At the back, further to the north, SHK/Scallywag and Turn the Tide on Plastic are sailing directly within in sight of each other, with first one and then the other making a pass as Scallywag navigator Steve Hayles explains:
“Right now we are about 300 metres away from Turn the Tide and every piece of information is available. We can track them in real time via the AIS systems and radar, we can see them move the sail stack and have an idea about sail setup and configuration.
“All this increases the focus on-board as you can assess every little change to water ballast, steering, sail set-up etc. and get a real time near metre accurate view of the differences. It’s good fun and recently we managed to roll over the top of the other boat so it has helped lift the spirits but fortunes come and go and when it’s their turn tonight in the middle of a fast moving situation in a rain cloud then we might feel a little more under pressure.

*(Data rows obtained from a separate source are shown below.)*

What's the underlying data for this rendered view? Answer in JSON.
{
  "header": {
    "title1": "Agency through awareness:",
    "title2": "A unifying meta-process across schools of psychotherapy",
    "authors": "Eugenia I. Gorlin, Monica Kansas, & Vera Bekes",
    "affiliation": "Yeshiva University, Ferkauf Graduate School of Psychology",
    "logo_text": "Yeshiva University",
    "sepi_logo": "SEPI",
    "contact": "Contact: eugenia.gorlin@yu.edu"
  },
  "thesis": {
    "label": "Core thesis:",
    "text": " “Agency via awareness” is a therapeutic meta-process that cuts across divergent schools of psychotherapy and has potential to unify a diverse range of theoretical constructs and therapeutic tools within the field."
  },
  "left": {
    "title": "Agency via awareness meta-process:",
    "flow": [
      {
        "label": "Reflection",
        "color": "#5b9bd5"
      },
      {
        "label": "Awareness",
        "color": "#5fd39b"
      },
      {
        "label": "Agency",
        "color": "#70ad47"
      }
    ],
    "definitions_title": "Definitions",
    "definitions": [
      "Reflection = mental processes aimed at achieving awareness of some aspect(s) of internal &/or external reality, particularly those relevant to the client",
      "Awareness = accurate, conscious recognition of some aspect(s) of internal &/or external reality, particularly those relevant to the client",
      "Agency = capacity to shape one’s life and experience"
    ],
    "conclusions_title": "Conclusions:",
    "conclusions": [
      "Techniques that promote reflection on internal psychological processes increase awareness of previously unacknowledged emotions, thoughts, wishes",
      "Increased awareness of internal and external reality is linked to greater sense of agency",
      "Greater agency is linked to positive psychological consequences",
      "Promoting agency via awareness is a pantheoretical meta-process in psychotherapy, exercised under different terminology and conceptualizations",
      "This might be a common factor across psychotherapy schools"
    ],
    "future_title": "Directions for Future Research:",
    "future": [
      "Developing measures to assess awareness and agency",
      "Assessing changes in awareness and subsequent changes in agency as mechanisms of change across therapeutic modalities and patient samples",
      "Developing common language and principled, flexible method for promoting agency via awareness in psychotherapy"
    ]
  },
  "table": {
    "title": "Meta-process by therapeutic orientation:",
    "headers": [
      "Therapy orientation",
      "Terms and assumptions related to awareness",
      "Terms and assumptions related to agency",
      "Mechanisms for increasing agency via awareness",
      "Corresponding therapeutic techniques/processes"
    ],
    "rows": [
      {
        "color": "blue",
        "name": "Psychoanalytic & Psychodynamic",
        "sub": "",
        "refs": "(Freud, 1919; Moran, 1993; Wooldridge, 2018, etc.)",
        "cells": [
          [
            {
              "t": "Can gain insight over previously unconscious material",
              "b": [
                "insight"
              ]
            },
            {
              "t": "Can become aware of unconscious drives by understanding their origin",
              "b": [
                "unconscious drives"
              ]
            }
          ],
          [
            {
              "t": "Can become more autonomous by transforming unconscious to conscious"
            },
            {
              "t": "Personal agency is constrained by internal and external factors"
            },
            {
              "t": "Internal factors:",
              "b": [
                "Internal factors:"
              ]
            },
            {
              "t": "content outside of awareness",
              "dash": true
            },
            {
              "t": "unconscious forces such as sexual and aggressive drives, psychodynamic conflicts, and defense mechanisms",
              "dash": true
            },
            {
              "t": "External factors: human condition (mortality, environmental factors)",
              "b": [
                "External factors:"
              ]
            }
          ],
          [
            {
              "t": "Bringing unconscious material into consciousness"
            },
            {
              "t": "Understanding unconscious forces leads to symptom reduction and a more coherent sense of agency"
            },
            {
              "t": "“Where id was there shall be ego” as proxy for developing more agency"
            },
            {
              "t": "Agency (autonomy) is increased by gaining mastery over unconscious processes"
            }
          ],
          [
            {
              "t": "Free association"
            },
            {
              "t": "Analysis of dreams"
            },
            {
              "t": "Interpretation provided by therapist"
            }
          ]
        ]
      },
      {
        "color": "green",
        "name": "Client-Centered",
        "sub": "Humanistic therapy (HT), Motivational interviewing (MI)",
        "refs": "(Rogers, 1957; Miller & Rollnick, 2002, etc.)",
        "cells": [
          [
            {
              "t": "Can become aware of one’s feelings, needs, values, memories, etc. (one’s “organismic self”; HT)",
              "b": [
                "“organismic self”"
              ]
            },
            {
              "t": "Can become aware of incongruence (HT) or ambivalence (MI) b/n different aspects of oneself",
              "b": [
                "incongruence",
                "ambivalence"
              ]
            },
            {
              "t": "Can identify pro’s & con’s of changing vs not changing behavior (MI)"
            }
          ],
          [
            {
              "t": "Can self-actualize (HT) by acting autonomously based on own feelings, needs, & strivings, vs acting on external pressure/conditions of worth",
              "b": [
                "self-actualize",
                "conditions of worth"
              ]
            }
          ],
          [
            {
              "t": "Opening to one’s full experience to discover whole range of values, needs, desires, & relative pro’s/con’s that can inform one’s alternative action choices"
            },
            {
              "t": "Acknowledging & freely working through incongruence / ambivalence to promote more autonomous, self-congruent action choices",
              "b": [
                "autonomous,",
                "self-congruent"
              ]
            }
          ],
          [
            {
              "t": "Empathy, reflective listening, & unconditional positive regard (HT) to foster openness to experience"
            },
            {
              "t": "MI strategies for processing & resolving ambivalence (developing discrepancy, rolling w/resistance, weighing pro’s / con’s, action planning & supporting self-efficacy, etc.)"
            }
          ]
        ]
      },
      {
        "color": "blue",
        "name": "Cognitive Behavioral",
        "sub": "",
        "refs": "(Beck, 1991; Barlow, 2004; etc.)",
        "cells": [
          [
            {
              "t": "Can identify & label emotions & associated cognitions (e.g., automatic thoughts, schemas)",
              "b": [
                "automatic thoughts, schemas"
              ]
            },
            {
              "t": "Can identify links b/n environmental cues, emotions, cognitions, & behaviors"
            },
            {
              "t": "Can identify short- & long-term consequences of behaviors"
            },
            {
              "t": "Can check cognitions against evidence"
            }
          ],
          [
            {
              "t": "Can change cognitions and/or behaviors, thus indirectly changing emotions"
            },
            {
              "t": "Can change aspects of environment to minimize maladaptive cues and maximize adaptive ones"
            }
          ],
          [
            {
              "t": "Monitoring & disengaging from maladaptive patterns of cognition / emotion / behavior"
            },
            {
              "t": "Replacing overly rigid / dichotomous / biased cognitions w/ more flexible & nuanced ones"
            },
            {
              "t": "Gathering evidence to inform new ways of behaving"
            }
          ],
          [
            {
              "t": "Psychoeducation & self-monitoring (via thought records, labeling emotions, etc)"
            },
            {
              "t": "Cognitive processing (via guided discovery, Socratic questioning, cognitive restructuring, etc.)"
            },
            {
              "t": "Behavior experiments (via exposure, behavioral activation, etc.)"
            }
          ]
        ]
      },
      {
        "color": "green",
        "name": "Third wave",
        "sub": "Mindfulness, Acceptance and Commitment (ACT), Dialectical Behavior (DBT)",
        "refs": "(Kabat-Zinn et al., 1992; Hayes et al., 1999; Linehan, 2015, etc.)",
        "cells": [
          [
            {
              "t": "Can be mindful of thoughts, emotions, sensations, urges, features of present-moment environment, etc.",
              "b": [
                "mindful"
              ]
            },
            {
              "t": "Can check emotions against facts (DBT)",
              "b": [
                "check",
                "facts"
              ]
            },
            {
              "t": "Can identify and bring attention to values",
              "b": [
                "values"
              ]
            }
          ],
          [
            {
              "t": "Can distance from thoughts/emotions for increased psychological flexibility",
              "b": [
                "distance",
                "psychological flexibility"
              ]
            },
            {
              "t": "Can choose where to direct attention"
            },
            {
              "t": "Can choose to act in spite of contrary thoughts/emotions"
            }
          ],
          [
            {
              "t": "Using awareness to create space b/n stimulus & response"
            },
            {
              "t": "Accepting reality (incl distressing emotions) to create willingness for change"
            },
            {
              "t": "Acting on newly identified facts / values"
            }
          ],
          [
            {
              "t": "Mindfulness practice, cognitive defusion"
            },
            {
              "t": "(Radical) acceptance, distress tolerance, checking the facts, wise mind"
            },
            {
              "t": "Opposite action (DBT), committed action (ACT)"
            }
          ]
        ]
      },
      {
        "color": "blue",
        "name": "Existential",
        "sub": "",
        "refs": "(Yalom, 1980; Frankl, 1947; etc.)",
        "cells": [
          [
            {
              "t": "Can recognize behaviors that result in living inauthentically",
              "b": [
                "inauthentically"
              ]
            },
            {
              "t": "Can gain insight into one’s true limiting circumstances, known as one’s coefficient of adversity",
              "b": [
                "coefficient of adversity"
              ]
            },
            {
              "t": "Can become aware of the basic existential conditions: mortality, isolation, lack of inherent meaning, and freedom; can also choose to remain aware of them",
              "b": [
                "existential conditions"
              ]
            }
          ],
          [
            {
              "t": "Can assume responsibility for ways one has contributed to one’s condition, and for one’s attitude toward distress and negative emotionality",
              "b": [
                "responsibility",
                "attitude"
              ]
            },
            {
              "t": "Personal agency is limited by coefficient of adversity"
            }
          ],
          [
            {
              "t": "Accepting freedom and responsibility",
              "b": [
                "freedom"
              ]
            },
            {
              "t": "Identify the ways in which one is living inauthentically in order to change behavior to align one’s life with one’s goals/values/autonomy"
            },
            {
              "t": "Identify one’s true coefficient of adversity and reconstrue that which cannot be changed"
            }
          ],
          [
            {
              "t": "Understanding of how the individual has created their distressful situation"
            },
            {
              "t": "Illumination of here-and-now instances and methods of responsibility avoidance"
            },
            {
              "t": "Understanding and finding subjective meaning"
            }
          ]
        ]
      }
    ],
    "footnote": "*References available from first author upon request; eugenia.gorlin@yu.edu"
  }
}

“Enjoying the close competition with at least one other boat but it’s going to be long and stressful to do this for the remaining 2700 miles.”
Note: This is the stage of the race where the rankings may be totally skewed, as a team committed to the south track falls back while any team hedging to the east to cut the corner instantly jumps up. The rankings will likely be in state of flux until the very end.
Leg 2 – Position Report (13:00 UTC)
1. Turn the Tide on Plastic (POR), Dee Caffari (GBR) 2471.9 nm DTF
2. Team Sun Hung Kai/Scallywag (HKG), David Witt (AUS) 4.1 nm DTL
3. Dongfeng Race Team (CHN), Charles Caudrelier (FRA) 6.8 nm DTL
4. Team AkzoNobel (NED), Simeon Tienpont (NED) 46.0 nm DTL
5. Vestas 11th Hour Racing (DEN/USA), Charlie Enright (USA), 58.4 nm DTL
6. Team Brunel (NED), Bouwe Bekking (NED) 71.2 nm DTL
7. MAPFRE (ESP), Xabi Fernández (ESP) 71.2 nm DTL
DTF – Distance to Finish; DTL – Distance to Leader
To see the crew lists… click here.
The second leg of the 2017-18 Volvo Ocean Race started November 5 and is expected to take three weeks for the seven teams to complete the 7000 nm course from Lisbon, Portugal to Cape Town, South Africa.
2017-18 Edition: Entered Teams – Skippers
• Team AkzoNobel (NED), Simeon Tienpont (NED)
• Dongfeng Race Team (CHN), Charles Caudrelier (FRA)
• MAPFRE (ESP), Xabi Fernández (ESP)
• Vestas 11th Hour Racing (DEN/USA), Charlie Enright (USA)
• Team Sun Hung Kai/Scallywag (HKG), David Witt (AUS)
• Turn the Tide on Plastic (POR), Dee Caffari (GBR)
• Team Brunel (NED), Bouwe Bekking (NED)
Background: Racing the one design Volvo Ocean 65, the 2017-18 Volvo Ocean Race begins in Alicante, Spain on October 22 2017 with the final finish in The Hague, Netherlands on June 30 2018. In total, the 11-leg race will visit 12 cities in six continents: Alicante, Lisbon, Cape Town, Melbourne, Hong Kong, Guangzhou, Auckland, Itajaí, Newport, Cardiff, Gothenburg, and The Hague. A maximum of eight teams will compete.